Because they were early to combine video and synth as Jeff and Jane she humorously recalled another gig from hell. They opened for Public Image or PIL. It was Johnny Rotten’s band after the Sex Pistols.

“There was a white sheet and the band decided to perform behind it. Their performance would be projected onto it. The audience would have no part of it. There was an ugly scene and bouncers were belting kids with mic stands. The band never got to perform. Because we were knocked off the stage we thought it was the end of our careeer."

It was a raucous crowd drinking beer. The Hudsons lasted a terrifying twenty minutes. Beer bottles were thrown at them and there was shattered glass all over the stage. The riot that followed is a part of punk rock history.

Which is a segue to the current and less fraught phase of Jane’s career. She showed us images she had created in the 1970s. There was figuration but she described difficulty with free hand drawing.

During the last iteration of Hudson’s Antiques there wasn’t much traffic on Water Street in Williamstown. During long hours as a shopkeeper she returned to making gouache paintings. These entail geometric abstraction using straight edge and compass.

For design and pattern, depicting the metaphysical, she returned to the writing of Madam Blavatsky. She had first read her in the 1960s and still had the book in her library. That rekindled an interest in the occult.

(Helena Petrovna Blavatsky was a Russian occultist, philosopher, and author who co-founded the Theosophical Society in 1875. She gained an international following as the leading theoretician of Theosophy, the esoteric religion that the society promoted.)

This work has been seen in several Berkshire exhibitions including a recent group show at Gallery 51. New work will be included there in a holiday exhibition. Her work is on view through the end of December at Tunnel City Cafe on the MASS MoCA campus.

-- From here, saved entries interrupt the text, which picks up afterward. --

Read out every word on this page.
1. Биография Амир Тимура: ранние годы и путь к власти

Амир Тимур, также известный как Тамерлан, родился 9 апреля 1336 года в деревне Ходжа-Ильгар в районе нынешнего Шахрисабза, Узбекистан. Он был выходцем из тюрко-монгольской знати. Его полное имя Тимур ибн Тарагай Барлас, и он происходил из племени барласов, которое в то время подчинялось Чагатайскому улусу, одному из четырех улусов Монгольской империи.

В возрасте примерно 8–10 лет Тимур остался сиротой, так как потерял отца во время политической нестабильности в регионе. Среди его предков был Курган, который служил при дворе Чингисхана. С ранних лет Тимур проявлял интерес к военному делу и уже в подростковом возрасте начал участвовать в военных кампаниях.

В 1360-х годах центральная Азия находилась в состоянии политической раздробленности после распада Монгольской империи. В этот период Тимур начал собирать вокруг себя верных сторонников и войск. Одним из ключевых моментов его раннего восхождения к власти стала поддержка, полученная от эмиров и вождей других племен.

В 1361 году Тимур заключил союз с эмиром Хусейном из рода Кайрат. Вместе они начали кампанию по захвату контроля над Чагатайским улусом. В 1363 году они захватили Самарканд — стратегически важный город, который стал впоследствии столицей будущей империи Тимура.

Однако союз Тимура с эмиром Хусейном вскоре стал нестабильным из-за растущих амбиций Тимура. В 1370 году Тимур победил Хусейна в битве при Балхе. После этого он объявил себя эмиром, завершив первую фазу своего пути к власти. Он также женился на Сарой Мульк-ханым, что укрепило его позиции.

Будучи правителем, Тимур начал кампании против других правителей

The recent images combine mandala patterns with color abstraction in the tradition of Bauhaus artists Kandinsky and Klee. The color is applied in flat patterns within defined areas. The approach is true to early modernism with an emphasis on schematic design.

As she discussed this practice it evoked respite, introspection, and time in the studio. It may be regarded as a reprieve from decades of teaching, keeping up with media technology, and performances. Artists will readily concur that there is solace in the solitude of the studio.  It's yin yang to the experience of peforming for an audience.

There was a poignant comment about Jeff’s role in all this. Recently, he told her that God put him on earth to "train her" to become Jane.

Last night with wit, nuance, and insight we got to experience Jane being very, well, Jane. It was challenging and utterly delightful.